Deux autres personnages émergent également du lot, Vinculus et le Gentleman aux cheveux comme du duvet de chardon. Le premier, incarné par Paul Kaye, parait sorti tout droit du livre. Concernant le second, il faudra peut-être attendre un peu pour se faire un avis définitif sur un être complexe à interpréter. Le Gentleman est dangereux, cruel, et d’humeur très changeante. Si Marc Warren nous montre sans mal son aspect sinistre, son unique scène ne laisse pas vraiment le loisir d’en voir davantage et son costume agrémenté de feuille ne le met pas très à son avantage (on peut comprendre l’idée mais l’exécution n’est pas très convaincante et constitue peut-être la seule faute de goût de l’épisode).

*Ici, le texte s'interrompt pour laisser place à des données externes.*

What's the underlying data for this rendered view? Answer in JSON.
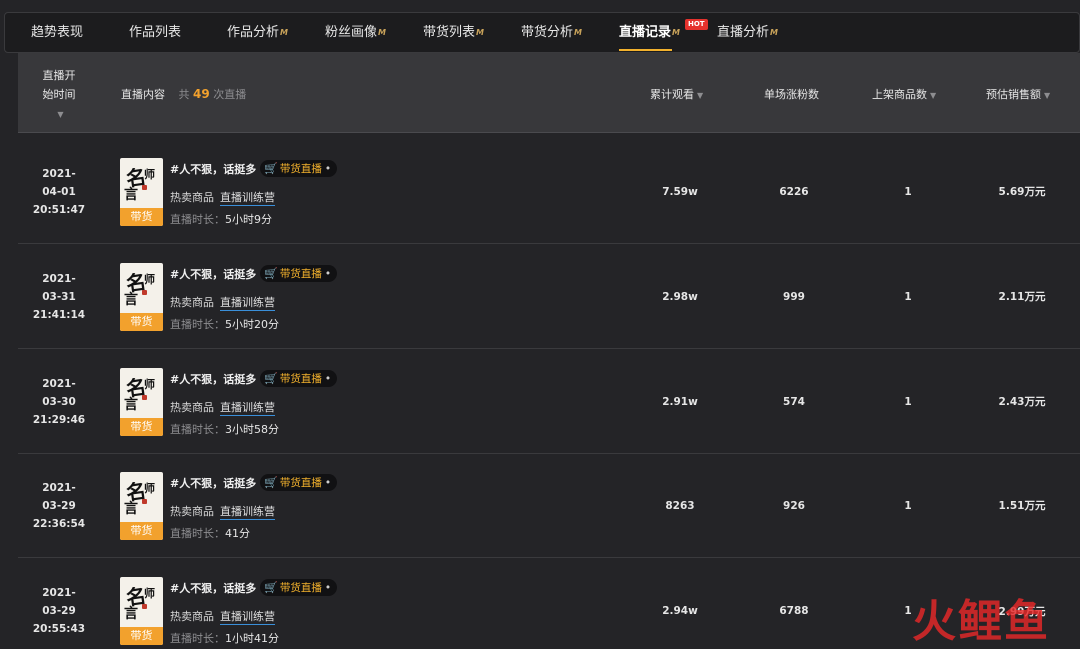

La mise en scène a été confiée à Toby Haynes qui offre une réalisation très soignée à défaut d’être inventive. Mais il met en valeur ses acteurs et l’aspect fantastique se marie très bien à des scènes de salon qui ne dépareraient pas dans une adaptation de Jane Austen. Le savoir-faire de la chaîne en matière d’adaptations de classiques de la littérature anglaise a d’ailleurs dû aider, on sent une équipe rôdée à ce genre d’exercice. L’épisode ne comporte qu’une scène de démonstration spectaculaire de magie lorsque Norrell donne vie aux statues de York Minster : l’utilisation des CGI se révèle plus que correcte. Elle n’est toutefois pas celle qui a dû présenter le plus de difficultés (à propos de cette scène, pour l’anecdote, Bertie Carvel n’interprète pas seulement Strange, il joue également la statue de l’évêque qui inquiète le pauvre Foxcastle). La musique des compositeurs québécois Benoit Charest (Les Triplettes de Belleville) et Benoit Groulx est pour l’instant discrète, sans thème véritablement marquant malgré un beau passage dans la cathédrale.
The Friends of English Magic est une mise en jambe solide. Le roman de Susanna Clarke semble être tombé en de bonnes mains en espérant que la suite confirme cette première impression très positive.